Section 301(c)(1) of The Pennsylvania Workmen's Compensation Act (Act), Act of June 2, 1915, P.L. 736, as amended, 77 P. S. § 411 (1), provides in part:
The terms "injury" and "personal injury," as used in this act, shall be construed to mean an injury to an employe, regardless of his previous physical condition, arising in the course of his employment and related thereto, and such disease or infection as naturally results from the injury or is aggravated, reactivated or accelerated by the injury. . . .
Arbogast also argues that, if the award to Bauer is upheld, it is entitled to credit against the award for the health insurance disability payments Bauer received through a program provided by Arbogast. We disagree, because the benefits were terminated upon the filing of his claim petition. As we stated in Steinle v. Workmen's Compensation Appeal Board, 38 Pa. Commw. 241, 245, 393 A.2d 503, 505-06 (1978):
[W]hen an employee is totally disabled and the employer, while denying any liability for workmen's compensation, nevertheless pays the employee regular stated amounts . . . out of sick or accident benefits or relief funds contributed by it, not as wages or salary for work performed, but in relief of the employee's incapacity to labor, on its being determined that the employee is entitled to workmen's compensation, the amount paid by the employer discharges its liability for compensation for the weeks in which its payments to him equalled or exceeded the compensation payable. (Emphasis partially deleted; emphasis added) (quoting Creighton v. Continental Roll Steel Foundry Co., 155 Pa.
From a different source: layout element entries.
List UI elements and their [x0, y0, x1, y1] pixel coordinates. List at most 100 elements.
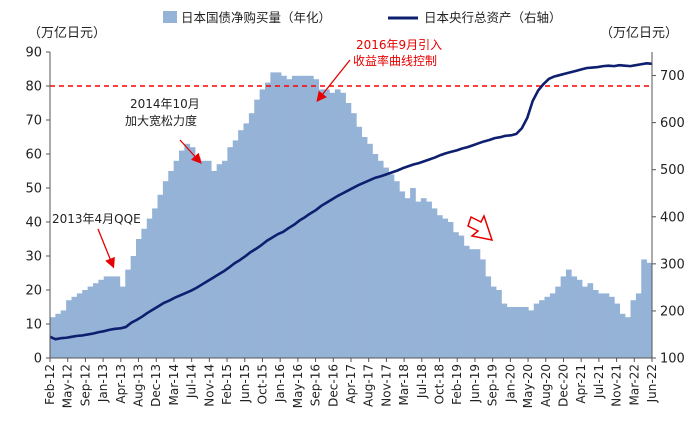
bar [609, 296, 615, 358]
bar [372, 154, 379, 358]
legend-bar-swatch [163, 11, 177, 23]
bar [469, 249, 475, 358]
bar [227, 147, 234, 358]
bar [351, 113, 357, 358]
y-left-tick-label: 0 [34, 352, 42, 367]
x-tick-label: Aug-17 [362, 364, 376, 407]
annotation-easing: 加大宽松力度 [125, 113, 197, 128]
bar [324, 89, 330, 359]
y-left-tick-label: 10 [25, 318, 42, 333]
x-tick-label: Nov-21 [610, 364, 624, 407]
bar [179, 150, 185, 358]
bar [265, 82, 271, 358]
y-right-tick-label: 100 [660, 352, 685, 367]
bar [367, 143, 373, 358]
line-total-assets [49, 61, 653, 341]
bar [76, 293, 83, 358]
bar [356, 126, 363, 358]
bar [136, 239, 142, 358]
bar [630, 300, 637, 358]
bar [329, 92, 336, 359]
bar [646, 262, 653, 358]
bar [410, 188, 416, 358]
bars-layer [50, 72, 653, 359]
bar [485, 276, 492, 358]
x-tick-label: May-20 [521, 364, 535, 408]
bar [281, 75, 287, 359]
y-right-tick-label: 400 [660, 210, 685, 225]
bar [420, 198, 427, 358]
x-tick-label: Sep-12 [78, 364, 92, 406]
x-tick-label: Jun-22 [645, 364, 659, 403]
arrow-ycc [316, 59, 351, 103]
line-layer [49, 61, 653, 341]
x-tick-label: Jul-18 [415, 364, 429, 399]
bar [490, 286, 497, 358]
bar [539, 300, 545, 358]
bar [506, 307, 513, 358]
x-tick-label: Feb-12 [43, 364, 57, 405]
bar [587, 283, 594, 358]
bar [82, 290, 88, 358]
bar [560, 276, 567, 358]
y-right-tick-label: 600 [660, 116, 685, 131]
x-tick-label: Jan-13 [96, 364, 110, 403]
bar [211, 171, 217, 358]
arrow-qqe [97, 228, 115, 269]
y-left-tick-label: 50 [25, 182, 42, 197]
x-tick-label: Jun-15 [238, 364, 252, 403]
bar [270, 72, 277, 359]
y-right-tick-label: 500 [660, 163, 685, 178]
y-right-tick-label: 300 [660, 257, 685, 272]
annotation-2014-oct: 2014年10月 [130, 97, 200, 111]
x-tick-label: Aug-13 [132, 364, 146, 407]
x-tick-label: May-16 [291, 364, 305, 408]
bar [184, 143, 191, 358]
arrow-easing [179, 139, 202, 164]
x-tick-label: Apr-21 [574, 364, 588, 404]
x-tick-label: Apr-13 [114, 364, 128, 404]
y-left-tick-label: 60 [25, 148, 42, 163]
bar [71, 296, 78, 358]
bar [528, 310, 535, 358]
y-left-tick-label: 20 [25, 284, 42, 299]
bar [141, 228, 148, 358]
x-tick-label: Sep-19 [486, 364, 500, 406]
bar [625, 317, 631, 358]
y-left-tick-label: 90 [25, 46, 42, 61]
bar [598, 293, 604, 358]
x-tick-label: Dec-13 [149, 364, 163, 407]
legend-bar-label: 日本国债净购买量（年化） [181, 10, 331, 25]
annotation-ycc-2: 收益率曲线控制 [353, 53, 437, 68]
bar [125, 269, 131, 358]
bar [313, 79, 320, 358]
bar [388, 174, 395, 358]
bar [109, 276, 115, 358]
bar [308, 75, 314, 359]
bar [248, 113, 255, 358]
bar [377, 160, 384, 358]
x-tick-label: Jul-21 [592, 364, 606, 399]
bar [238, 130, 244, 358]
bar [254, 99, 260, 358]
bar [119, 286, 126, 358]
bar [453, 232, 459, 358]
x-tick-label: Jan-16 [273, 364, 287, 403]
bar [205, 160, 212, 358]
x-tick-label: Mar-14 [167, 364, 181, 405]
bar [275, 72, 282, 359]
bar [415, 201, 422, 358]
bar [216, 164, 223, 358]
bar [291, 75, 298, 359]
y-left-unit: （万亿日元） [28, 26, 106, 41]
y-right-tick-label: 700 [660, 69, 685, 84]
bar [222, 160, 228, 358]
bar [98, 279, 105, 358]
bar [619, 313, 626, 358]
bar [232, 140, 239, 358]
bar [555, 286, 561, 358]
x-tick-label: Jan-20 [503, 364, 517, 403]
bar [641, 259, 647, 358]
legend-line-label: 日本央行总资产（右轴） [424, 10, 562, 25]
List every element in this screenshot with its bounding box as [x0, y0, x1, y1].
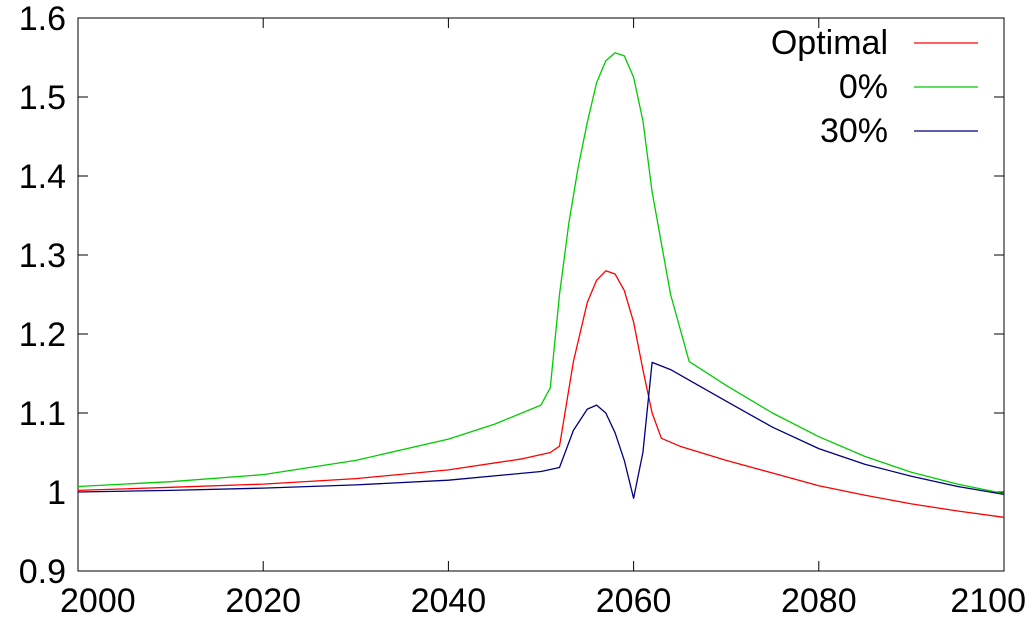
series-line-0pct	[77, 52, 1005, 495]
x-tick-label: 2080	[781, 582, 857, 618]
legend-label: 30%	[820, 112, 888, 150]
y-tick-label: 1.5	[19, 79, 66, 117]
legend: Optimal 0% 30%	[771, 24, 978, 150]
y-tick-label: 1.4	[19, 158, 66, 196]
legend-label: 0%	[839, 68, 888, 106]
series-lines	[77, 52, 1005, 518]
y-tick-label: 1.2	[19, 316, 66, 354]
x-tick-label: 2040	[411, 582, 487, 618]
y-tick-label: 1	[47, 474, 66, 512]
x-tick-label: 2020	[225, 582, 301, 618]
axis-ticks	[77, 17, 1005, 572]
series-line-30pct	[77, 361, 1005, 499]
series-line-optimal	[77, 270, 1005, 518]
y-tick-label: 1.1	[19, 395, 66, 433]
plot-frame	[77, 17, 1005, 572]
y-tick-label: 1.6	[19, 0, 66, 38]
x-tick-label: 2060	[596, 582, 672, 618]
x-tick-label: 2000	[60, 582, 136, 618]
x-tick-labels: 2000 2020 2040 2060 2080 2100	[60, 582, 1026, 618]
x-tick-label: 2100	[950, 582, 1026, 618]
y-tick-label: 0.9	[19, 553, 66, 591]
y-tick-label: 1.3	[19, 237, 66, 275]
y-tick-labels: 0.9 1 1.1 1.2 1.3 1.4 1.5 1.6	[19, 0, 66, 591]
legend-label: Optimal	[771, 24, 888, 62]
Super. 165, 173, 38 A.2d 337, 341 (1944).)
Thus, since the weeks in which the health insurance disability benefits were paid do not coincide with any of the weeks in which workmen's compensation benefits are due under our decision herein, Arbogast is not entitled to any credit.
In Peoples Natural Gas Co. v. Workmen's Compensation Appeal Board, 65 Pa. Commw. 119, 441 A.2d 1364 (1982), we rejected a similar argument. There, the employer argued that it was entitled to credit toward future installments for the excess it had paid as sickness benefits over and above that ultimately awarded as workmen's compensation benefits.
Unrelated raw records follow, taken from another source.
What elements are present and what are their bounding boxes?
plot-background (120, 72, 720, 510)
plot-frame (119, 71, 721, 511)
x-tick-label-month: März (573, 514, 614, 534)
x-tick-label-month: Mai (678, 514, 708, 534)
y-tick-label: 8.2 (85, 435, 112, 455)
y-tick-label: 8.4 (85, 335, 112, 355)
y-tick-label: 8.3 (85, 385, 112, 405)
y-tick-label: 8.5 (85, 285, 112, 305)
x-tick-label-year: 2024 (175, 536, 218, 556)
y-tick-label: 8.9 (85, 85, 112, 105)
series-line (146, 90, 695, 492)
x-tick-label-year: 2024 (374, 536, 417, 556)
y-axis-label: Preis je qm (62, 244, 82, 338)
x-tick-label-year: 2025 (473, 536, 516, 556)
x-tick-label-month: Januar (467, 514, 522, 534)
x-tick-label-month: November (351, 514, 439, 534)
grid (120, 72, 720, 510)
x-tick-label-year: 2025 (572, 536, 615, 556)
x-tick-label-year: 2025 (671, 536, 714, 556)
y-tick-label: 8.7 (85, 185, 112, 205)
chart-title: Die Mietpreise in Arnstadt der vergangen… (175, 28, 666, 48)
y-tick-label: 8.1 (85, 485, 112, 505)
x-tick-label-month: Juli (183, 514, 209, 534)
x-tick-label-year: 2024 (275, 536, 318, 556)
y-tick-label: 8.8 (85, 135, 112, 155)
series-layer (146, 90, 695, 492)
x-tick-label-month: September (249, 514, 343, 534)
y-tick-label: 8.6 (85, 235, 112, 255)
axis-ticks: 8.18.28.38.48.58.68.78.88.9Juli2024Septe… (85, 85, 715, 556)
Lastly, Arbogast contends that the mere filing of the claim petition was insufficient notice of the injury under Section 311 of the Act, 77 P. S. § 631. We agree. The referee erred as a matter of law in finding the filing date as the time of notice. Lanzarotta v. Workmen's Compensation Appeal Board, 42 Pa. Commw. 284, 288, 400 A.2d 697, 700 (1979). Section 406 of the Act, 77 P. S. § 717, states that "notices and copies to parties shall be deemed served on the date when mailed." The proper date of notice, therefore, was March 10, 1978 — the date the claim petition was circulated to the parties. Hence, it is necessary to remand this case for recomputation of benefits utilizing the March 10, 1978 notice date.
Section 311 of the Act, 77 P. S. § 631, provides in part:
Unless the employer shall have knowledge of the occurrence of the injury, or unless the employe or someone in his behalf . . . shall give notice thereof to the employer within twenty-one days after the injury, no compensation shall be due until such notice be given, and, unless such notice be given within one hundred and twenty days after the occurrence of the injury, no compensation shall be allowed.
Arbogast also contends that the date of actual notice under the Act should be the date Arbogast received the Bureau's letter. Arbogast asserts that it did not receive the letter until after March 14, 1978, which was subsequent to the expiration of the 120-day notice. Having determined that, as a matter of law, the date of notice is the date when mailed, we reject this argument as being without merit.
Reversed in part and remanded.
ORDER
The order of the Workmen's Compensation Appeal Board, No. A-81391 dated May 13, 1982, is reversed in part and remanded for recomputation of benefits utilizing March 10, 1978 as the date of notice of the injury to Arbogast Bastian, Inc. Jurisdiction relinquished.